AgentLens uses a two-agent architecture built from scratch – no LangGraph, LlamaIndex, or other frameworks. The pipeline coordinates a Retrieval Agent, a Grader, and a Quality Judge through a structured feedback loop managed by the TwoAgentOrchestrator.

Pipeline Flow

When a query arrives, a heuristic classifier first decides whether retrieval is needed. Greetings and short non-questions skip directly to a direct LLM call. For retrieval queries, the orchestrator runs:

  1. Retrieval Agent runs a ReAct loop (1–5 tool calls) to find relevant documents
  2. Grader scores each retrieved chunk on a 1–5 relevance scale and filters out irrelevant ones
  3. Quality Judge evaluates the filtered chunks, generates an answer, and issues ACCEPT or RETRY
  4. On RETRY, the Retrieval Agent runs again with the Judge's targeted feedback
  5. If the Judge produces no extractable answer, Fallback generates a final answer via PromptAssembler

Default Models

Each pipeline role runs on its own model, chosen to balance reasoning quality with inference speed. The defaults scale up in size as the pipeline progresses from retrieval to final judgment:

RoleDefault ModelParamsWhy
ReAct Agentnemotron-3-nano:30b30BFast tool-use planning with thinking support
Graderqwen3-next:80b80BAccurate chunk relevance scoring
Judgegpt-oss:120b117BStrong answer generation + verdict reasoning
Fallbackgemini-3-flash-previewCloudDirect LLM answer when judge defers

Models can be overridden per-request via the UI dropdowns or per-deployment via environment variables.
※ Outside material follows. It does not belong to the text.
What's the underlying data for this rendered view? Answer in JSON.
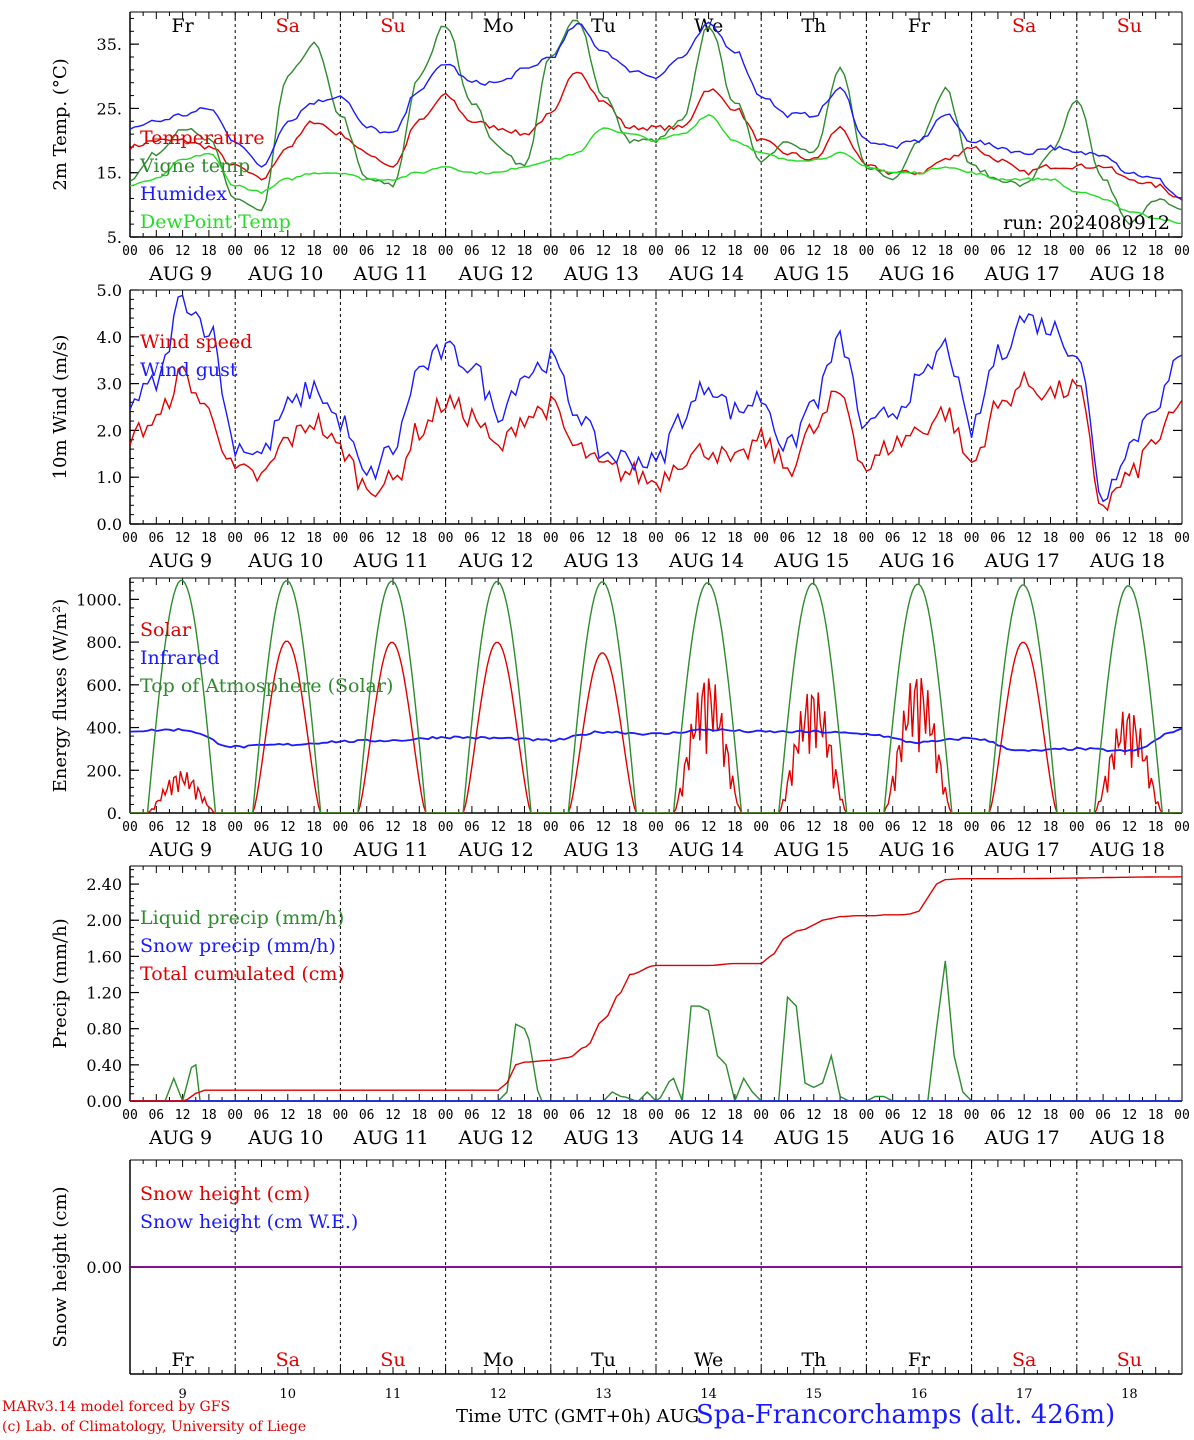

See Models Overview for the full override priority chain.

LLM Call Budget

The common case uses 2–3 LLM calls (one retrieval round + grader + judge accept). The worst case is 7 calls across 2 retrieval rounds, grading, judging, and fallback. This is fewer than the 4–8 calls used in the prior single-agent design.

Fail-Open Design

If any agent produces unparseable output, the system defaults to accepting with a low confidence score of 0.1 rather than failing the query. This ensures users always get an answer, even when a model misbehaves.